The latest recall by the U.S. Consumer Product Safety Commission is the fifth time a Bowflex gym or component has been called back due to injuries or lack of safety in five years, according to CPSC records and SNEWS® stories, with a sixth recall affecting a Nautilus bench.
Of the many millions of Bowflex gyms sold since its introduction in 1986, the five recalls mean nearly 1.3 million have been affected by a federal recall.
In addition, the company paid a civil penalty of $950,000 in April 2005 to settle allegations by the CPSC that Nautilus (NYSE: NLS) failed to give the agency timely reports of serious injuries and safety defects for several hundred thousand gyms recalled in 2004. (Click here to see an April 13, 2005 story, “Nautilus pays ‘tough’ CPSC fine of nearly a million; still expects good Q1.”)
Nautilus did not respond to a voicemail or email questions by SNEWS for comments including about the future of the Bowflex, the cost of the recalls over the years, or if any changes in the gyms are planned.
The company’s full year and fourth quarter call to discuss its status with analysts is set for March 10, a delay of nearly five weeks from its original date. Since then the stock has hit an all-time low of 0.45 on Feb. 19 and closed on March 6 at 0.50 on a volume of 65,491. In 2002, the stock had hit highs into the 30s and peaked at nearly $45.45 on May 1, 2002.
In the latest recall, 78,000 Bowflex Ultimate2 gyms were affected. Per the CPSC, the company had received 18 reports of injuries due to unlatched seat rails that have fallen and caused head and shoulder lacerations, some requiring stitches or staples. Click here to see a March 3, 2009 SNEWS Industry News Release and a photo.
The other actions have affected the Ultimate2, Ultimate, and a Power Pro Lat Tower, as well as Power Pro XL, XTL and XTLU.
At the time of the 2004 recalls, then Nautilus senior vice president of manufacturing and operations told SNEWS, “CPSC is taking a tough position on penalties and has assessed a number of larger penalties recently. No one likes to pay penalties, but we are happy to put the matter behind us.

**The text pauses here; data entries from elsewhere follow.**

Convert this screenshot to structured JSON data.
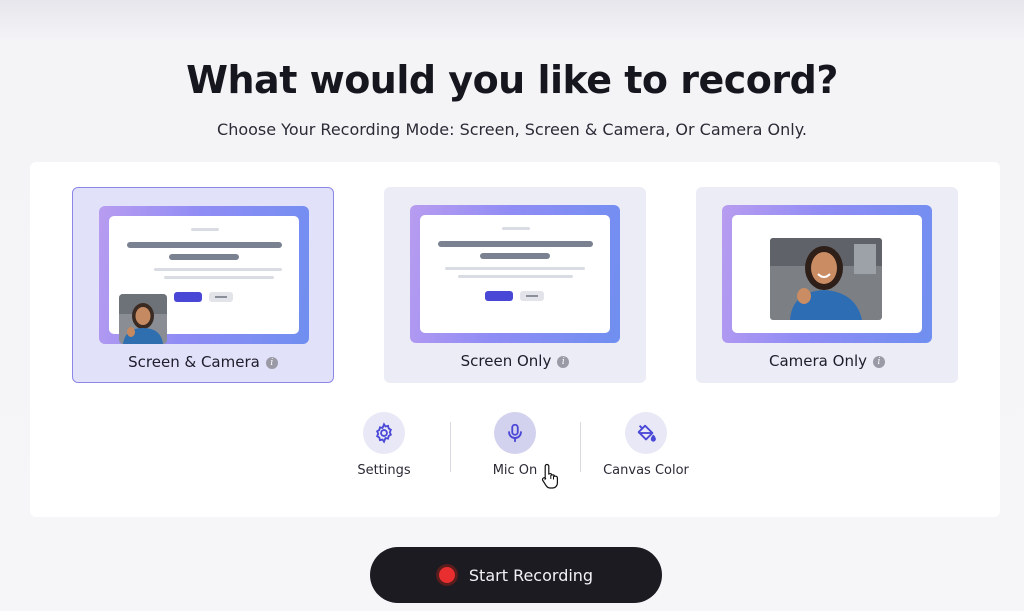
{
  "header": {
    "title": "What would you like to record?",
    "subtitle": "Choose Your Recording Mode: Screen, Screen & Camera, Or Camera Only."
  },
  "modes": [
    {
      "label": "Screen & Camera",
      "selected": true,
      "info_icon": "info-icon"
    },
    {
      "label": "Screen Only",
      "selected": false,
      "info_icon": "info-icon"
    },
    {
      "label": "Camera Only",
      "selected": false,
      "info_icon": "info-icon"
    }
  ],
  "toolbar": {
    "settings_label": "Settings",
    "settings_icon": "gear-icon",
    "mic_label": "Mic On",
    "mic_icon": "microphone-icon",
    "canvas_label": "Canvas Color",
    "canvas_icon": "paint-bucket-icon"
  },
  "start": {
    "label": "Start Recording",
    "icon": "record-dot-icon"
  },
  "colors": {
    "accent": "#4847d6",
    "selected_card": "#e2e1fa",
    "record_red": "#e82e2e",
    "start_bg": "#1c1b22"
  }
}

“As a result of the process, we are designing and manufacturing all of our products to meet a tough new Nautilus standard for quality. We also have improved our reporting processes in close coordination with the CPSC."
SNEWS® View: We will be interested to hear how Nautilus executives handle analysts’ questions on March 10 not only about the recall and its cost but also about the future of the company considering its plummeting stock price. Perhaps luckily, the New York Stock Exchanged announced on Feb. 26, 2009 that it would relax rules for continuing to be listed on the exchange through June 2009 in acknowledgement of the economic downturn. Specifically, the NYSE will allow companies to remain listed despite a price that falls below $1 for 30 days, which is normally one guideline for delisting. In addition, the NYSE noted it would continue its relaxation of a minimum of $15 million in global capitalization (normally a minimum of $25 million) through June from a previous expiration of April 22, 2009 after a relaxation of that rule in late January. Nautilus has been below $1 since Feb. 12 (four days short of the 30 days as of March 6) and its global cap as of March 6 was $15.3 million – both dancing on the edges of the allowed values for continued listing during the downturn. If the company can’t spark a dramatic turnaround – difficult indeed in these times – some changes will be in the offing.